Farm Buildings To North East Of Manor Farmhouse is a Grade II listed building in the North Yorkshire local planning authority area, England. First listed on 21 May 1987. Farm building.
Farm Buildings To North East Of Manor Farmhouse
- WRENN ID
- second-turret-quill
- Grade
- II
- Local Planning Authority
- North Yorkshire
- Country
- England
- Date first listed
- 21 May 1987
- Type
- Farm building
- Source
- Historic England listing
Description
The farm buildings located to the northeast of Manor Farmhouse date back to around 1832 and were built for the Duke of Northumberland. Constructed from rubble with ashlar dressings, the buildings feature roofs made of stone slate and artificial stone slate. They are arranged around a fold yard and include a gin-gang.
The range facing southwest consists of a single-storey cart-shed and riding-horse stable on the left, which has two segmental-arched ashlar cart openings, a shuttered window, and a board door in an ashlar surround. The roof is hipped to the left.
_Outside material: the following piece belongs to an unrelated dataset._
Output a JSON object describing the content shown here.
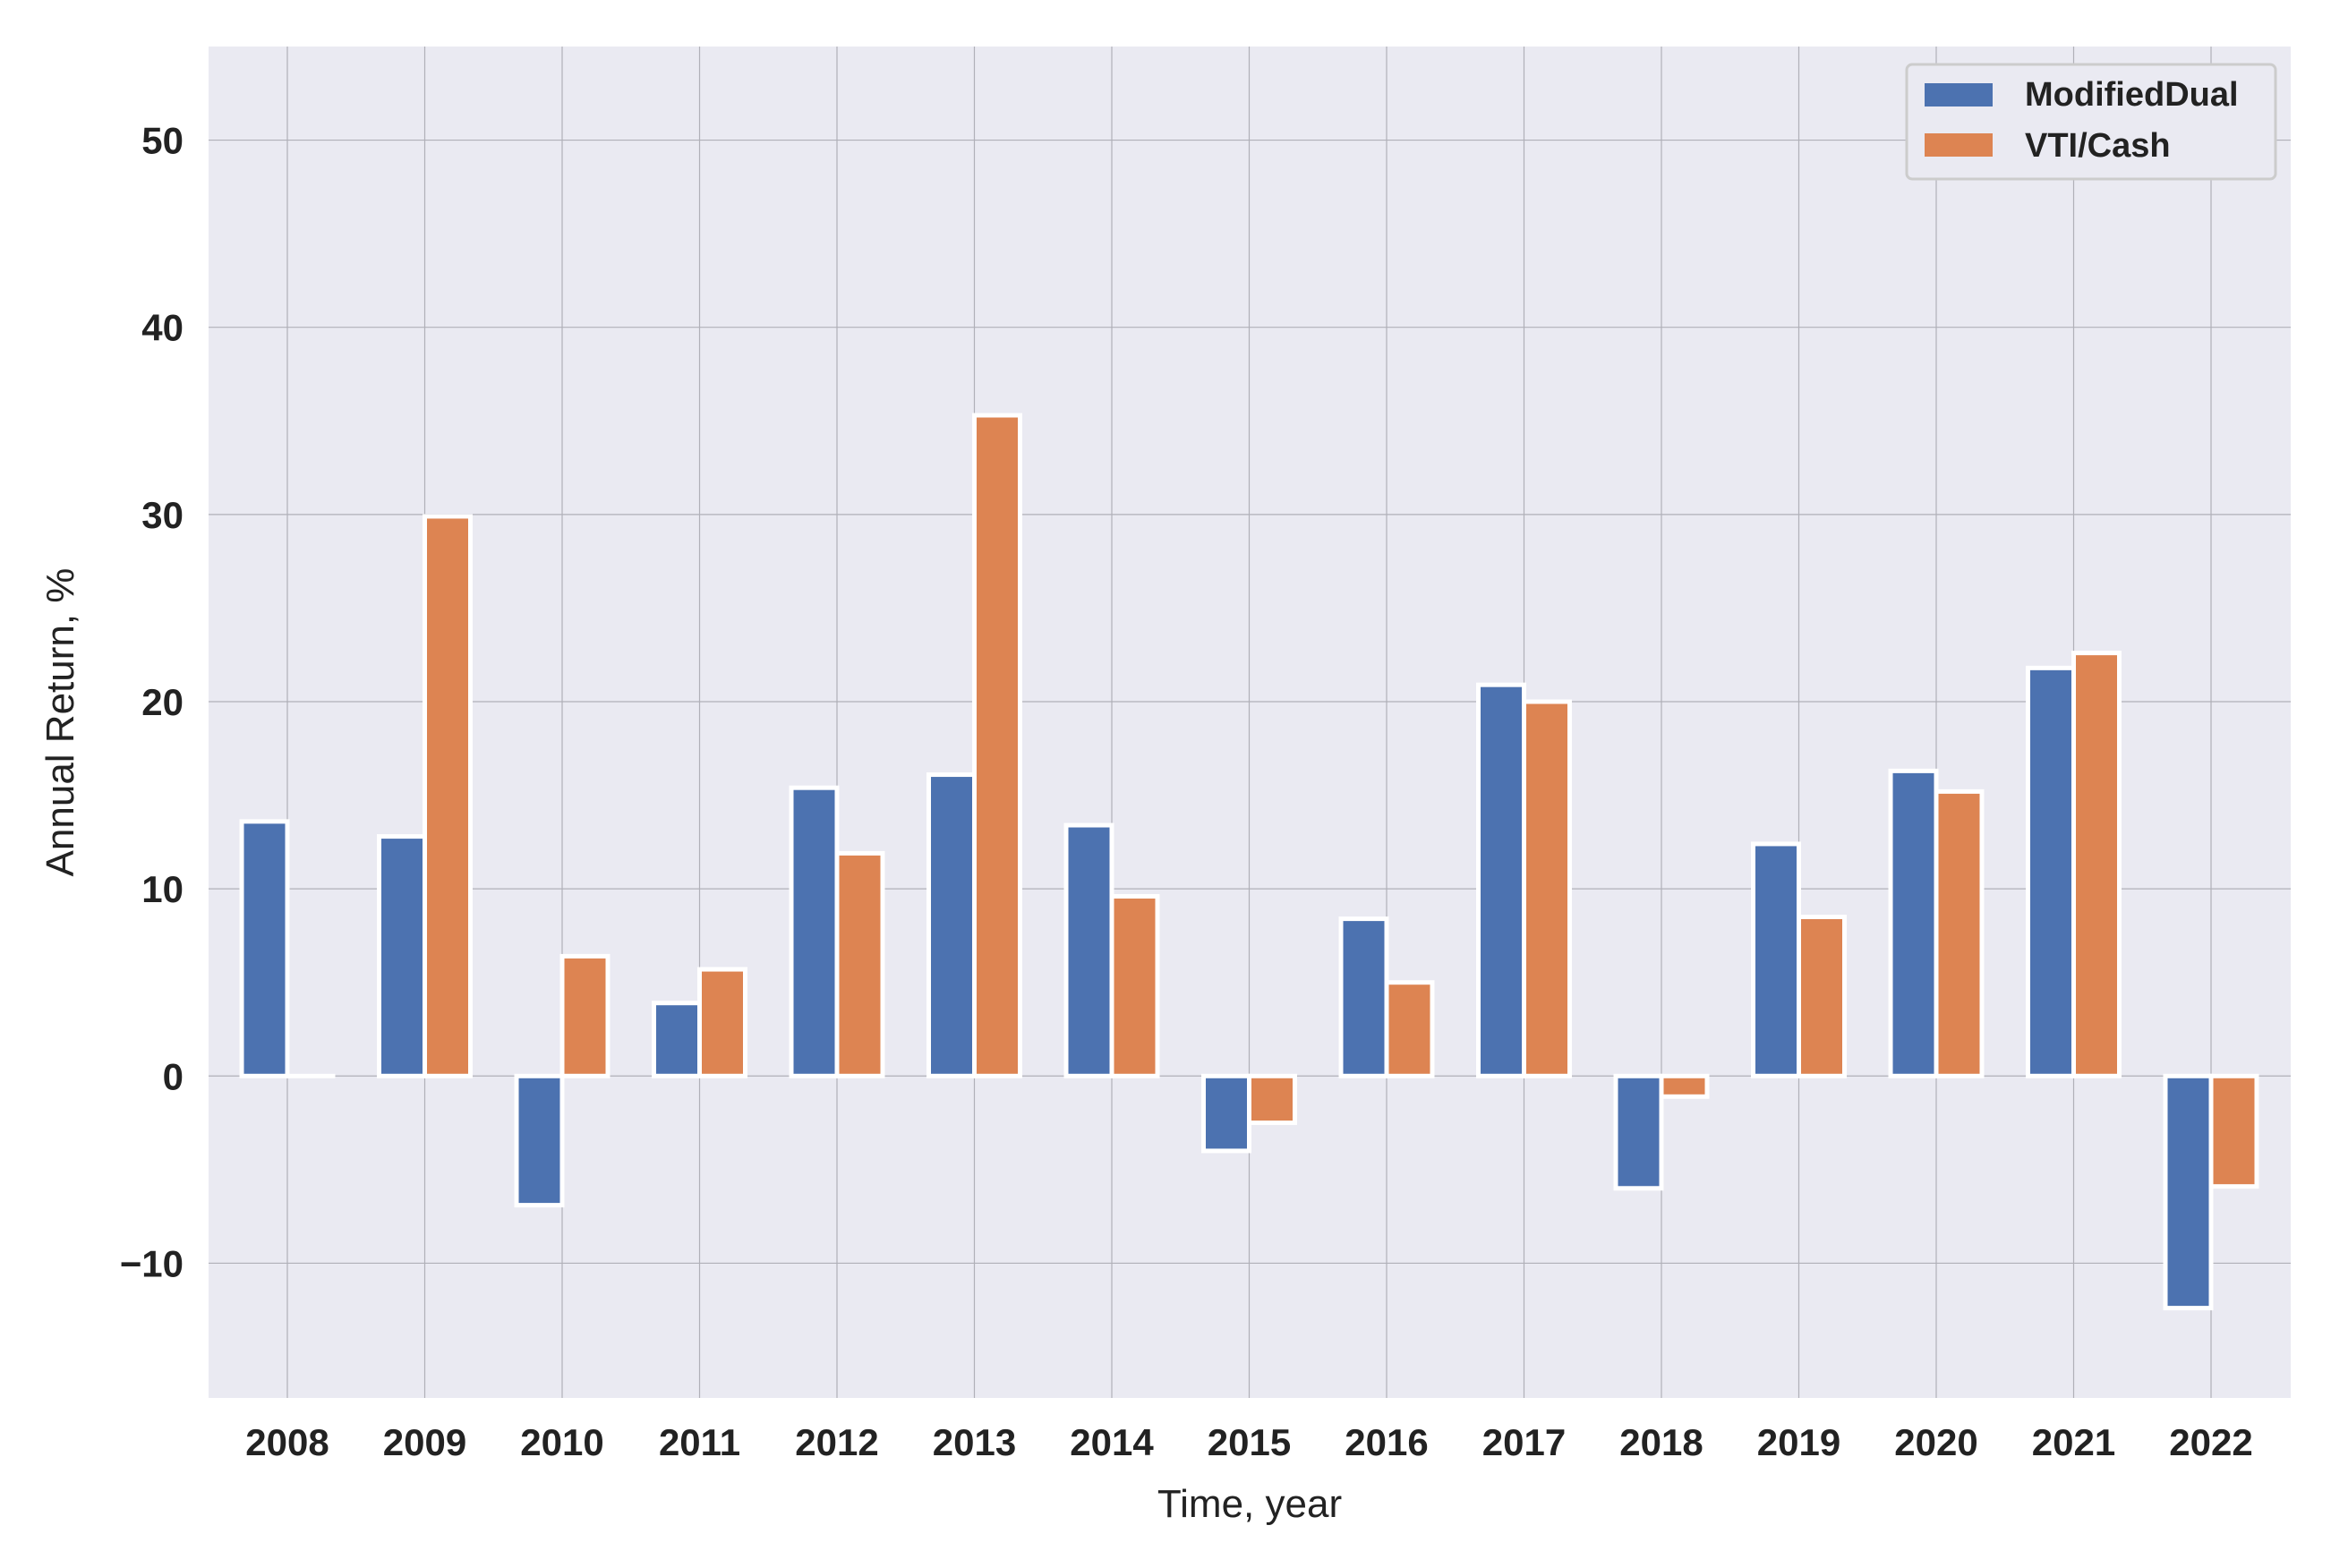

To the right is a two-storey stable and hayloft range, which has a wide segmental-arched ashlar opening with a 20th-century plywood door leading to the fold yard, and a board stable door flanked by windows, all in ashlar surrounds. The first floor features three shuttered windows and a pitching door, all with ashlar surrounds, and the roof is hipped with artificial stone slate.
On the northeast side, there is a projecting six-sided gin-gang with ashlar quoins at the angles. The three easternmost sides have blocked openings with segmental-arched lintels, and there is an ashlar buttress on the easternmost corner. The two sides nearest the granary are open, and the roof is hipped with stone slate. The granary, which is attached to the gin-gang, has six internal bays and a hipped stone slate roof.
Single-storey side return ranges have segmental-arched brick openings onto the fold yard, which is now covered in, and these ranges remain unaltered in the northwest. Low walls project from them, forming pens with integral water and feed troughs. Inside, the riding-horse stable retains original wooden fittings, the gin-gang features strutted roof trusses, and the granary has a flagged floor.